One of my clients is considering automation, a big decision as there are many options and a significant capital commitment involved. If that isn’t enough of a challenge, then the fact that the technology involved is evolving and changing at lightning speed is.

So, what solution do you go for? When do you commit? 

For me, the most exciting thing about positions of leadership is decision-making. Helping people develop the skills and understanding to make consistently high-quality decisions (even under time and resource pressure) is one of the critical areas of focus in my Business and Leadership development programs. 

Even the simplest of decisions can seem complex, time-pressured and loaded with uncertainty.

Simple principles that can help sharpen commercial decision-making.

  1. There’s no such thing as common sense.

It is a widely shared idea that most people make decisions primarily from an emotional rather than a rational position (and even if they do research, they only use it to justify their emotional decision). I don’t think this idea of duality is beneficial as both emotional and rational positions come from the same single human nervous system. Our ‘gut feel’ and emotions are simply reactions to what we perceive around us, and they are valid data points in our decision making, as is our ‘rational’ thought.

We make decisions by perceiving what is going on, thinking up what a good outcome looks like and what our choices might mean in terms of how we look to others. The problem is every one of us does this by reference to a uniquely constructed model of the world held in our brains.
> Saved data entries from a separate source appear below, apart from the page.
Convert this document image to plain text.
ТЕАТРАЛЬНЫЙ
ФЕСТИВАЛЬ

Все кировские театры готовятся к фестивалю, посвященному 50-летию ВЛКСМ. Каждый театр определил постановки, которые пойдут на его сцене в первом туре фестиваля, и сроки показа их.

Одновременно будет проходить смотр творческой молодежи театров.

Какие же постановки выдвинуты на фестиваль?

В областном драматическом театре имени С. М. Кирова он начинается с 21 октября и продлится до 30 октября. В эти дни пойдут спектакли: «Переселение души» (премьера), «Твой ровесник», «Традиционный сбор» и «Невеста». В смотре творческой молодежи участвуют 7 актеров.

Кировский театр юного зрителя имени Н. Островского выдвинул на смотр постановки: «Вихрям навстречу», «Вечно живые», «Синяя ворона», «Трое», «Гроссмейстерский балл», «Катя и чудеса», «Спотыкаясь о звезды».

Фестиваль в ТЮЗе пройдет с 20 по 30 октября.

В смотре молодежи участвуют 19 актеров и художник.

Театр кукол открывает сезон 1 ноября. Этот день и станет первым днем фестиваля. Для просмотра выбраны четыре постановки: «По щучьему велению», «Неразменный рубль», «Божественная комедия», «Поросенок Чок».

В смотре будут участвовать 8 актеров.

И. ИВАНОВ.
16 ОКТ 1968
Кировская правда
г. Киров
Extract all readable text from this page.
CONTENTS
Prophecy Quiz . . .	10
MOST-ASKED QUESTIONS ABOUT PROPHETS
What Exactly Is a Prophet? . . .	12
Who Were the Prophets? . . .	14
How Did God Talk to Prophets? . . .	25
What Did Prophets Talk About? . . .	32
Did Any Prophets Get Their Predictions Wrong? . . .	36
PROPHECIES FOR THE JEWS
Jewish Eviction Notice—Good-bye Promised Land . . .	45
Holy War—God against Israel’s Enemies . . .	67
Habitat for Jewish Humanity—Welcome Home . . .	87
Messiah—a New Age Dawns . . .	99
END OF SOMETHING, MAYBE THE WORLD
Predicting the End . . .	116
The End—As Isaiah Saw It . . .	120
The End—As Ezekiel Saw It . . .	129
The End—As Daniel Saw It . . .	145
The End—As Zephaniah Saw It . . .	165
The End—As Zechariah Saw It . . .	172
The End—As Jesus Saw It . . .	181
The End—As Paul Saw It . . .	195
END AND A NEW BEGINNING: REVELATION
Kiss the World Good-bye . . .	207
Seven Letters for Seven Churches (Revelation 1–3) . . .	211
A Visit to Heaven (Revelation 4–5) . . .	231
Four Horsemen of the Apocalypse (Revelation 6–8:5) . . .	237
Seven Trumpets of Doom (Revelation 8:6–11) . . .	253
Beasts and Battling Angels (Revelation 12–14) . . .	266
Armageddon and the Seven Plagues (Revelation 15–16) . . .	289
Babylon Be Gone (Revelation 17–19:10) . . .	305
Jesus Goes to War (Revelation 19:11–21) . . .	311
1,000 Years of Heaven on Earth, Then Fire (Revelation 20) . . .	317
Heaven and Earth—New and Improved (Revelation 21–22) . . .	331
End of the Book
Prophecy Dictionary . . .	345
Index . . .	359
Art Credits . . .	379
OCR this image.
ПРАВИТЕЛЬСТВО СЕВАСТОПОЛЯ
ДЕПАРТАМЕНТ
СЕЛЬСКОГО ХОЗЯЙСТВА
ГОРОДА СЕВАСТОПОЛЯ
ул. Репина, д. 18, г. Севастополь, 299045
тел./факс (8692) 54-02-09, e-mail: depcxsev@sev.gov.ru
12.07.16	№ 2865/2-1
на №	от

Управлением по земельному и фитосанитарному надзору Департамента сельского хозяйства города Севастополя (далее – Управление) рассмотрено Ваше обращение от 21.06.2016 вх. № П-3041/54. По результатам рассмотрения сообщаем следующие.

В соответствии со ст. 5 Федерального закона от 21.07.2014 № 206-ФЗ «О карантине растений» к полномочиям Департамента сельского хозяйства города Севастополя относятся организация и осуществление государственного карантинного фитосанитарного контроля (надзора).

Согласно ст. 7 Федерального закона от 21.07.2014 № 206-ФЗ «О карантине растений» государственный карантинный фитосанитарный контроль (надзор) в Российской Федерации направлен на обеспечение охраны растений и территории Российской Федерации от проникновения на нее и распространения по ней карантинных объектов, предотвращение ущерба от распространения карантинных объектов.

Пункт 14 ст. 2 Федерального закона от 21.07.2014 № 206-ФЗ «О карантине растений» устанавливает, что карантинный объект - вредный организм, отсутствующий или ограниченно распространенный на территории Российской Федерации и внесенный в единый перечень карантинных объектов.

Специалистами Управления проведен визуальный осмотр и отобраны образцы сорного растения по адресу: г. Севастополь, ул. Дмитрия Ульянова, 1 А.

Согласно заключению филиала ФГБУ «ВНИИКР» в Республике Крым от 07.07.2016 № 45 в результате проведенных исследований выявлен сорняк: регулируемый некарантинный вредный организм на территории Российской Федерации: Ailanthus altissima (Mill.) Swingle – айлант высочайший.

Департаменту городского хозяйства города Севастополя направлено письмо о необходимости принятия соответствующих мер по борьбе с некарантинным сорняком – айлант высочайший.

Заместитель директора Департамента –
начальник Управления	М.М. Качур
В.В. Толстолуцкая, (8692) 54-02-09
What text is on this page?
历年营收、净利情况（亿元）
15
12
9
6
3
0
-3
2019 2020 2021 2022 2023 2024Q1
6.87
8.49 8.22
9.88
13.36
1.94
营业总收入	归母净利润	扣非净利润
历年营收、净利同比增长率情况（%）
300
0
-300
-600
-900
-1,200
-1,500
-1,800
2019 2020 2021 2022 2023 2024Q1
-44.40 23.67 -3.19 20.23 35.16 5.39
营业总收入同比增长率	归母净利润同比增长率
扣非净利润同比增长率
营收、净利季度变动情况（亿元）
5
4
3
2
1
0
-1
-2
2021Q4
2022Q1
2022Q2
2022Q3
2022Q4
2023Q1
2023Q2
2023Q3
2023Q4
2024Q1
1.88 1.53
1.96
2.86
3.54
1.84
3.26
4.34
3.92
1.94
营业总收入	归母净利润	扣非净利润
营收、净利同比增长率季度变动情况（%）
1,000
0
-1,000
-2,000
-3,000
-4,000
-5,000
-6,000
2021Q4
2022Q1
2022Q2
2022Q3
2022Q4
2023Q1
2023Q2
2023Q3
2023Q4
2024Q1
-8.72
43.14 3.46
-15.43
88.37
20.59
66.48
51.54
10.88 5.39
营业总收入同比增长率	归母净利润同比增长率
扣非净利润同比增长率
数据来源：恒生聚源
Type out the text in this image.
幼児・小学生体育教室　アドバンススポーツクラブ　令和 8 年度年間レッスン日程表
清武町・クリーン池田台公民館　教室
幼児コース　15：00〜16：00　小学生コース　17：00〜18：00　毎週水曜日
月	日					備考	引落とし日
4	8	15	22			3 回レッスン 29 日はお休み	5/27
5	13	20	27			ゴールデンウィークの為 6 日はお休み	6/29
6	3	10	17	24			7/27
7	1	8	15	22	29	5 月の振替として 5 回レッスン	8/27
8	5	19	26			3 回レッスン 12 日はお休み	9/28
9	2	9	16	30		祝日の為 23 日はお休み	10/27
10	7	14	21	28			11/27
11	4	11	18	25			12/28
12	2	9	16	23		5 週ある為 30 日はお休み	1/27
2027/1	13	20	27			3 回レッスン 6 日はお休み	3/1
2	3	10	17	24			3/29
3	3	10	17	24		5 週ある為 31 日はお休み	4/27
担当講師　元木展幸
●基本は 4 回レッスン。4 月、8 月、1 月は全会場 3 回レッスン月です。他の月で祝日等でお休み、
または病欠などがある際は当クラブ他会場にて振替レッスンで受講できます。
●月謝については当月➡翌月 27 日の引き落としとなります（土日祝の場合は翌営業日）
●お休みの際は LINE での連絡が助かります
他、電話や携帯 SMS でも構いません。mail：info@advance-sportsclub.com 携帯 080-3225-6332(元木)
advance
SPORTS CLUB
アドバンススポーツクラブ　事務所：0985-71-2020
This is why different individuals often come to other decisions and choices in what appears to be the same situation. Even the same individual will reach a different conclusion about the same situation at another point in time.

To presume that ‘common sense’ operates in decision-making ignores this and opens ourselves up to flawed decisions and disagreements.

  • There is no correct answer in commercial decisions.

Commercial decisions typically involve trade-offs between three things: the company’s product/market position, the experience of its customers and company profitability.

On a day-to-day level, this is about reconciling quality, service and margin. Customer’s expectations, cost structures and the ever-evolving marketplace create a shifting landscape that makes the perfect decision elusive.

There is no right and wrong, only optimal or sub-optimal when the decision is taken. Any decision triggers a chain of cause and effect that means the outcome may be better or worse than before we took the decision.

  • Good commercial decisions are about trajectory, risk and timing.

One of the most heavily used quotations in my armoury is from Verne Harnish; “more businesses choke on opportunities than starve of them.”

There will always be more good commercial options and choices out there than the capital, people, energy and time required to execute and integrate them. Capacity to change is the single most significant constraining factor in every business.

Prioritisation is a crucial practice for Leaders to master. 

I often use a tool called the idea car park to help my clients navigate this challenge.

Ultimately selecting what ideas to keep and what to leave in the car park requires both rational and emotional assessment based on three simple litmus tests:

· Will this decision contribute speed or effectiveness in achieving our desired business outcome?

· Is the level of unmanageable risk (either from the decision not working or working and having unintended consequences) within our tolerance?

· Is this action one that needs to be taken now; relative to other opportunities present?

Whilst logic has a role in answering these three questions; the answers lie in our ability to blend rationality with ‘gut feel’. The better we understand and can calibrate, the better anyone can become at making well-optimised decisions.